Bavarian State Ballet loses top dancers Ryzhkova and Cook – Kultur

The two dancers Jonah Cook and Ksenia Ryzhkova are also a couple privately.

(Photo: Ksenia Orlova)

When the curtain rises again in the National Theater in mid-September, it will Bavarian State Ballet come up with new faces. For example with Yago Gonzaga, previously engaged in Perm, or Julian MacKay, most recently under contract in San Francisco and now strengthening the ranks of the first soloists. Because there are gaps that will hurt the audience: Ksenia Ryzhkova and Jonah Cook leave Munich for Moscow. The path does not lead them to the Bolshoi, but to the Stanislavsky and Nemirovich-Danchenko Music Theater. In other words, where Munich’s new ballet director Laurent Hilaire worked until the beginning of the Ukraine war. His successor at the helm is a twenty-four-year-old newcomer named Maxim Sevagin. What made Ryzhkova and Cook take this daring step?

The change of the dream couple – both are around thirty, also privately married and have two small children – documents the turbulence into which the Ukraine war has plunged the ballet world. Ryzhkova was born in Moscow, Jonah Cook is a British citizen. Both careers were significantly pushed by Igor Zelensky, ex-director of the State Ballet, who had to vacate the executive chair in early summer due to close relationships with Vladimir Putin. For his two protégés, this was apparently a decisive reason to now flee themselves, although they told the SZ on request: “Going to Russia was not our original hope at all.” Still, they think Moscow is a good option, and not just career-wise. On the one hand, Ryzhkova’s family lives there, on the other hand, Brexit has made Germany and Great Britain – in other words: Jonah Cook and his parents – “felt further away than ever”. The dancer thinks that Moscow no longer makes a big difference.

From Lake Starnberg to Red Square

Cook also cites political motives – a first in the dance industry. He takes a critical look at the current polarization of society: “Cultural norms in the West are shifting. What was a reasonable conservative opinion ten years ago has become something unspeakable.” Superficially, freedom of expression is being fought for, but actually it’s all about “who has freedom of speech”. And something else disturbs the dancer, who in Munich interpreted the entire repertoire with captivating originality and often performed alongside Ryzhkova: “The level of aggression of many Europeans towards normal Russian citizens is amazing – it will take generations until all this is over.”

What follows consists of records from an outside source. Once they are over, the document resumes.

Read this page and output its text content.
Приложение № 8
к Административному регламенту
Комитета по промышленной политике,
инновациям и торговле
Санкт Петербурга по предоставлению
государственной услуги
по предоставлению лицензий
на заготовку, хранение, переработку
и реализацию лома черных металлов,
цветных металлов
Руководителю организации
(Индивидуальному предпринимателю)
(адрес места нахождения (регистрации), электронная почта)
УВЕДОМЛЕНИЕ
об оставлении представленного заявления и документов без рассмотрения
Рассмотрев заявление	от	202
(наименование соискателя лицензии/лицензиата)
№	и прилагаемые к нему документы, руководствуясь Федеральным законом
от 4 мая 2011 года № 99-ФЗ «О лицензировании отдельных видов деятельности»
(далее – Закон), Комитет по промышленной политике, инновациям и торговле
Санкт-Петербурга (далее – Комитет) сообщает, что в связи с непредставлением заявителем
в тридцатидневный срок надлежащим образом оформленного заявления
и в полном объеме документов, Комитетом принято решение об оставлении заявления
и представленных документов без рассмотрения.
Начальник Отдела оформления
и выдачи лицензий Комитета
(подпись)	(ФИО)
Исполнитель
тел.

Some colleagues have warned the couple about everyday life in Moscow. Jonah Cook doesn’t dispute that: “The simple question of whether you’ve ever been there usually makes you realize that you’re making unqualified judgments.” He also sees the politicization of the State Opera as problematic in recent months: “Until then, the focus was on art,” meanwhile artists could become “chess pieces in someone else’s game” – pawns in political poker. Whether that is better in Moscow is of course an open question.

Jonah Cook is not parting lightly from Munich, from his friends and colleagues at the State Ballet. The couple – still living near Lake Starnberg – will miss Bavaria. The most important experience for both: “That we got to know each other here”. May Russia welcome you. And give it back at some point.